On Representing Linear Programs by Graph Neural Networks
This work provides a theoretical basis for applying GNNs to optimization problems, addressing a gap in the literature for researchers in machine learning and optimization, though it is incremental as it builds on existing connections between GNNs and the Weisfeiler-Lehman test.
The paper tackles the problem of establishing theoretical foundations for using Graph Neural Networks (GNNs) to solve Linear Programs (LPs), showing that properly built GNNs can reliably predict feasibility, boundedness, and optimal solutions for a broad class of LPs, with validation through training a simple GNN that achieves high accuracy in mapping LPs to their feasibilities and solutions.

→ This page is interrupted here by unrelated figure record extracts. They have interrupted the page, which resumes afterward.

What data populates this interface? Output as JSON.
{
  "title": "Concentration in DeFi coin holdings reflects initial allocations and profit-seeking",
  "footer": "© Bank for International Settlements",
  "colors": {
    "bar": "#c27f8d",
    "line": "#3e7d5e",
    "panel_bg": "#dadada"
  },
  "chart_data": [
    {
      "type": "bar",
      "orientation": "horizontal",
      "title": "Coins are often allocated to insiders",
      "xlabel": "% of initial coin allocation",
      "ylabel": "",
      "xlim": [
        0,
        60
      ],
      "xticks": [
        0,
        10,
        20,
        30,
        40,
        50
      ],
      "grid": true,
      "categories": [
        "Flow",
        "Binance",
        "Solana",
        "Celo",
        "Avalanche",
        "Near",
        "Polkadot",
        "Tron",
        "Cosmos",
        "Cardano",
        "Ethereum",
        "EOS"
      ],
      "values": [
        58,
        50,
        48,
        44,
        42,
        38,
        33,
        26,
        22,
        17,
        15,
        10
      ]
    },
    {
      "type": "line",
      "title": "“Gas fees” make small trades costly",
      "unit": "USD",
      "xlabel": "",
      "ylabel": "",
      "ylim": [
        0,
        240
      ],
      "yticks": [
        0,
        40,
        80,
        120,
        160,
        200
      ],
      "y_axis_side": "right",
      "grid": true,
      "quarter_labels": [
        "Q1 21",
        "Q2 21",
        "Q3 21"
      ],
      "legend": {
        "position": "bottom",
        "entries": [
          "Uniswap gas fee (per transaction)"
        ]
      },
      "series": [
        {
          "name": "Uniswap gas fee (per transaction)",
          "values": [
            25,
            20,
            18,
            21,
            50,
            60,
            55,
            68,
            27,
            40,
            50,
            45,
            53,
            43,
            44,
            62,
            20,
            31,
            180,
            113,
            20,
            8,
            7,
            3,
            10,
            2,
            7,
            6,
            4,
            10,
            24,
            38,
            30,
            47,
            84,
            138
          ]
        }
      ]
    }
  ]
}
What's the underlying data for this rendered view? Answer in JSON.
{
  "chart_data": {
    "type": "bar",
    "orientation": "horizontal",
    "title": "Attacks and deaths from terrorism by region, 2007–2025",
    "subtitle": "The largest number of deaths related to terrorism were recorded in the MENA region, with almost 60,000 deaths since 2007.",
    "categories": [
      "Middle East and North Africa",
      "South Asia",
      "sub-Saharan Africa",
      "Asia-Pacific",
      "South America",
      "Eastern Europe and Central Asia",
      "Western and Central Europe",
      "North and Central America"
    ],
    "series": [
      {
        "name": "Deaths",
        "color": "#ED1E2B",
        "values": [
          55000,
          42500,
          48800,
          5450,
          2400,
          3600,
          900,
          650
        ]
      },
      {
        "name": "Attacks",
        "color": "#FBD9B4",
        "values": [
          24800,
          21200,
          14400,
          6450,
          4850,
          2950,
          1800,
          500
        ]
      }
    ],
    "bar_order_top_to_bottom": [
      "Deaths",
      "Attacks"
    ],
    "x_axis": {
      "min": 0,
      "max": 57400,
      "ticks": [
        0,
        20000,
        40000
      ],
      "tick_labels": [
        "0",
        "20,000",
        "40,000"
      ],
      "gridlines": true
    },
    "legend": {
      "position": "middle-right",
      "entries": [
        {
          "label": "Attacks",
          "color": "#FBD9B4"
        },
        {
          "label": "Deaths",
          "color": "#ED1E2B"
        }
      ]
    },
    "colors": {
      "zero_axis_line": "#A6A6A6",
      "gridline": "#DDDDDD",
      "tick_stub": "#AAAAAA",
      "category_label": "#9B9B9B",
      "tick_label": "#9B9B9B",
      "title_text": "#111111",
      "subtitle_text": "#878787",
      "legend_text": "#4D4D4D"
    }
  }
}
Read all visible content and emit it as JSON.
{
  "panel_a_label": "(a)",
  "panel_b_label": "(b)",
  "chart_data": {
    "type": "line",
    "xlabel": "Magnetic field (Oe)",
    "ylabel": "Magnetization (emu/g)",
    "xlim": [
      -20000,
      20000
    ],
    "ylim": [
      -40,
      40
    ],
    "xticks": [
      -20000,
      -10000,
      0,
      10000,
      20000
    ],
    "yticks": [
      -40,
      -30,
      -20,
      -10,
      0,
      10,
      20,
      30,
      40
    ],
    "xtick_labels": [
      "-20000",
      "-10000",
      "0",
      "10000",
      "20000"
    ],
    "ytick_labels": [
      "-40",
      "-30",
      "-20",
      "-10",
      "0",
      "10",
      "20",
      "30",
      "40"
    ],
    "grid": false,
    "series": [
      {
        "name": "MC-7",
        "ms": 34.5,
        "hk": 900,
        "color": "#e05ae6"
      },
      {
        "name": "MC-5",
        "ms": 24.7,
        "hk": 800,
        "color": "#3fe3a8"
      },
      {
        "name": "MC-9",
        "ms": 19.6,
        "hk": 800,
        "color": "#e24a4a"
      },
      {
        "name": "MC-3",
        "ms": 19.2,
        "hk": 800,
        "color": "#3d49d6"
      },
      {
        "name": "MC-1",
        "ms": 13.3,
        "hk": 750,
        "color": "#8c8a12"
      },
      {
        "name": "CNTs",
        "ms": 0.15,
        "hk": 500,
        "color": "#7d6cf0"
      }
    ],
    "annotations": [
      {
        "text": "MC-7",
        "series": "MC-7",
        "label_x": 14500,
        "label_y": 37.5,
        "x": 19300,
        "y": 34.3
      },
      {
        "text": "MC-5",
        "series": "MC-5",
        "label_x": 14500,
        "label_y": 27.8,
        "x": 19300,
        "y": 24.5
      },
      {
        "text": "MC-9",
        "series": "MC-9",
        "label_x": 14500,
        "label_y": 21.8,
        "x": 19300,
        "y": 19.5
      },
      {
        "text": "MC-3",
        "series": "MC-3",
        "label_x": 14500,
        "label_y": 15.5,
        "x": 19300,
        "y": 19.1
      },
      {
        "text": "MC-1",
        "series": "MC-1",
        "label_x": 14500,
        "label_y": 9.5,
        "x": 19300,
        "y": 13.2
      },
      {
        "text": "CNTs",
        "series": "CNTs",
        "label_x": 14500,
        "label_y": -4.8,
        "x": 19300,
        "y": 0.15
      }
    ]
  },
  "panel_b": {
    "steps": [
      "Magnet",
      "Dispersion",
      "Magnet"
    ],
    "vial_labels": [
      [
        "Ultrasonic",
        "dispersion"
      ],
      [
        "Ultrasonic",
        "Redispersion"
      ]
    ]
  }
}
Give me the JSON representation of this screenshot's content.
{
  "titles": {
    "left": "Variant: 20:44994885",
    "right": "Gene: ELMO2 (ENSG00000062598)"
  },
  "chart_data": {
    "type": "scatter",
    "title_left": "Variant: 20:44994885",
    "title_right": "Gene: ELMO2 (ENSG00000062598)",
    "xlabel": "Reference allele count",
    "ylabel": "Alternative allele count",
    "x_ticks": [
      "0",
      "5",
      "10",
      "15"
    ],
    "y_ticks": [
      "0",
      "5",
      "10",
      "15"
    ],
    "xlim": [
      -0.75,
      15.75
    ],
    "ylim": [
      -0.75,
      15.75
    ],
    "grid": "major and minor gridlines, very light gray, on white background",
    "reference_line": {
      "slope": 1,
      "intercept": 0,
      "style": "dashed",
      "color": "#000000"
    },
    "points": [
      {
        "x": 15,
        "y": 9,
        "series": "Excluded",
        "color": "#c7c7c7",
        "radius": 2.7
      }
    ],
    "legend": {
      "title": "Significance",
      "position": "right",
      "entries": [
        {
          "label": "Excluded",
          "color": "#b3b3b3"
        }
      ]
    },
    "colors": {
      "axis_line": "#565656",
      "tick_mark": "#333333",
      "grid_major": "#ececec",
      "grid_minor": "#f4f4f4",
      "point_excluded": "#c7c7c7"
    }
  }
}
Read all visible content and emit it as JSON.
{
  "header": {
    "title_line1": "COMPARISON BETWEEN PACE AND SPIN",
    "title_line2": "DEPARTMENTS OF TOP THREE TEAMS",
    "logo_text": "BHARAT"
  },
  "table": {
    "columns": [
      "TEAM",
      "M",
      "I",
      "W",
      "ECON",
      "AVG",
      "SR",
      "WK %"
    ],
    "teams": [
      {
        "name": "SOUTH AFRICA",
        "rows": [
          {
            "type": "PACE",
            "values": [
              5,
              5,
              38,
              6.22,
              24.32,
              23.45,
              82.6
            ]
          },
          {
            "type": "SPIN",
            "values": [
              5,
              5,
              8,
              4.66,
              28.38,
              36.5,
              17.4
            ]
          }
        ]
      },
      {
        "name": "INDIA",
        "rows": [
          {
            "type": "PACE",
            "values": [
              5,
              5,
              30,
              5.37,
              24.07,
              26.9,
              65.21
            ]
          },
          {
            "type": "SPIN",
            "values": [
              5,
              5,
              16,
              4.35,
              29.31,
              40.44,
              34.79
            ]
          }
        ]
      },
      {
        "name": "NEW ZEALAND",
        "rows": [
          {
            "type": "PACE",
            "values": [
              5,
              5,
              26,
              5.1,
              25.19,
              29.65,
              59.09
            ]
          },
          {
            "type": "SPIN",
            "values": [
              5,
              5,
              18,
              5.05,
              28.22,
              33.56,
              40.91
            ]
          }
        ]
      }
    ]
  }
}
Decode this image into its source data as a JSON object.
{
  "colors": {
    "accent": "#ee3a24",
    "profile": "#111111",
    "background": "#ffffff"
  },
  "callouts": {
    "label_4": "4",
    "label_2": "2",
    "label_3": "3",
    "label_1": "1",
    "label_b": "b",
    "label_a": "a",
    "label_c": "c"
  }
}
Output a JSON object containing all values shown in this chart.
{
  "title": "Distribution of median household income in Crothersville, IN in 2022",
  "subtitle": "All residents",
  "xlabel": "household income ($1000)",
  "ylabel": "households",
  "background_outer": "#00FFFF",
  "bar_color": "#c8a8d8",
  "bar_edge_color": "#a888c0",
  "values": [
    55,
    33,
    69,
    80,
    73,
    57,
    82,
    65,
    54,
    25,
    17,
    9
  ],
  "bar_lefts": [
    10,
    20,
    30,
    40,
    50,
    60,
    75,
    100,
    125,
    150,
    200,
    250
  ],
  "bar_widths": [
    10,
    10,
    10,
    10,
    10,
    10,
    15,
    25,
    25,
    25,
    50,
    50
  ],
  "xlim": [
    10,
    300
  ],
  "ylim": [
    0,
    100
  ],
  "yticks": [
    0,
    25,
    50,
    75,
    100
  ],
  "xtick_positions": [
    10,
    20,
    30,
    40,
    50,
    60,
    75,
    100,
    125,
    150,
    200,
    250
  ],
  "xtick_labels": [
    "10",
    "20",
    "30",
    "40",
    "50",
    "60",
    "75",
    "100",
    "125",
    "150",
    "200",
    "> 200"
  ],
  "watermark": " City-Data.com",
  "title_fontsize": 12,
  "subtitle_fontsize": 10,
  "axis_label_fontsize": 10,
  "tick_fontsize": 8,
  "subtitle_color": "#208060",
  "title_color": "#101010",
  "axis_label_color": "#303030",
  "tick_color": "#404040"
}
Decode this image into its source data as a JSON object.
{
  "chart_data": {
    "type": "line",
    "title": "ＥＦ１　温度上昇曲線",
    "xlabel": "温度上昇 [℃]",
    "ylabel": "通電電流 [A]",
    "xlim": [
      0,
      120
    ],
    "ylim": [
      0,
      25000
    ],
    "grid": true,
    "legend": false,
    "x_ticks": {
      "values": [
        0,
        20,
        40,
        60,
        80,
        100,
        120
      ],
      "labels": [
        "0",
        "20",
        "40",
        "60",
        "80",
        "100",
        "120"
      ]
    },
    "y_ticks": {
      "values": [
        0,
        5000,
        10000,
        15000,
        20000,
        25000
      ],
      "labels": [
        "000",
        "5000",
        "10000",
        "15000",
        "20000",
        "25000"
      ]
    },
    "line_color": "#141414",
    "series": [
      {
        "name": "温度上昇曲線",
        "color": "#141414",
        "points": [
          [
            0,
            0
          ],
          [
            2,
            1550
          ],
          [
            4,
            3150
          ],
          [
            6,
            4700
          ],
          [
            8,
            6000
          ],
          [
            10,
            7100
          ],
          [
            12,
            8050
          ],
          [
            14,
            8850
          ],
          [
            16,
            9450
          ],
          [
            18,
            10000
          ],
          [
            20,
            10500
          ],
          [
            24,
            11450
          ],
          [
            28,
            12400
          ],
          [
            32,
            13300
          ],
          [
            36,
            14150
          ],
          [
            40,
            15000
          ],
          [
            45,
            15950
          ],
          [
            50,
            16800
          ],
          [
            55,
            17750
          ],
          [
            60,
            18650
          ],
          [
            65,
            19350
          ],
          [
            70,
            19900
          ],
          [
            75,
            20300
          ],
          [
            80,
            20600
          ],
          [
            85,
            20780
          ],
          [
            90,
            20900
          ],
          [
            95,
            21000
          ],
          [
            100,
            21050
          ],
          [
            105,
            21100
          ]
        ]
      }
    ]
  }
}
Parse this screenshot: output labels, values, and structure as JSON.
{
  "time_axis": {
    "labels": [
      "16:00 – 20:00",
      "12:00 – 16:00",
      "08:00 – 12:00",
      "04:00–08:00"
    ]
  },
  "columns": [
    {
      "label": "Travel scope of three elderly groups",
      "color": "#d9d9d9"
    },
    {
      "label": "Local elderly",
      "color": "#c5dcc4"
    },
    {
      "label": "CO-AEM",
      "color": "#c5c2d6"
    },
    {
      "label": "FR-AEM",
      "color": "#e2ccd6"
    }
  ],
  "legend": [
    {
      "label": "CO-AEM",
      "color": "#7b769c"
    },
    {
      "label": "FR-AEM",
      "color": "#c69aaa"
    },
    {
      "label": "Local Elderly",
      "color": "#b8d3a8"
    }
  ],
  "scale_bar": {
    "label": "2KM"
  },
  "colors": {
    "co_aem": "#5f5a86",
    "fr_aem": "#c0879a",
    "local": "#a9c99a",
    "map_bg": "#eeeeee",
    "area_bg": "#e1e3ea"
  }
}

Learning to optimize is a rapidly growing area that aims to solve optimization problems or improve existing optimization algorithms using machine learning (ML). In particular, the graph neural network (GNN) is considered a suitable ML model for optimization problems whose variables and constraints are permutation--invariant, for example, the linear program (LP). While the literature has reported encouraging numerical results, this paper establishes the theoretical foundation of applying GNNs to solving LPs. Given any size limit of LPs, we construct a GNN that maps different LPs to different outputs. We show that properly built GNNs can reliably predict feasibility, boundedness, and an optimal solution for each LP in a broad class. Our proofs are based upon the recently--discovered connections between the Weisfeiler--Lehman isomorphism test and the GNN. To validate our results, we train a simple GNN and present its accuracy in mapping LPs to their feasibilities and solutions.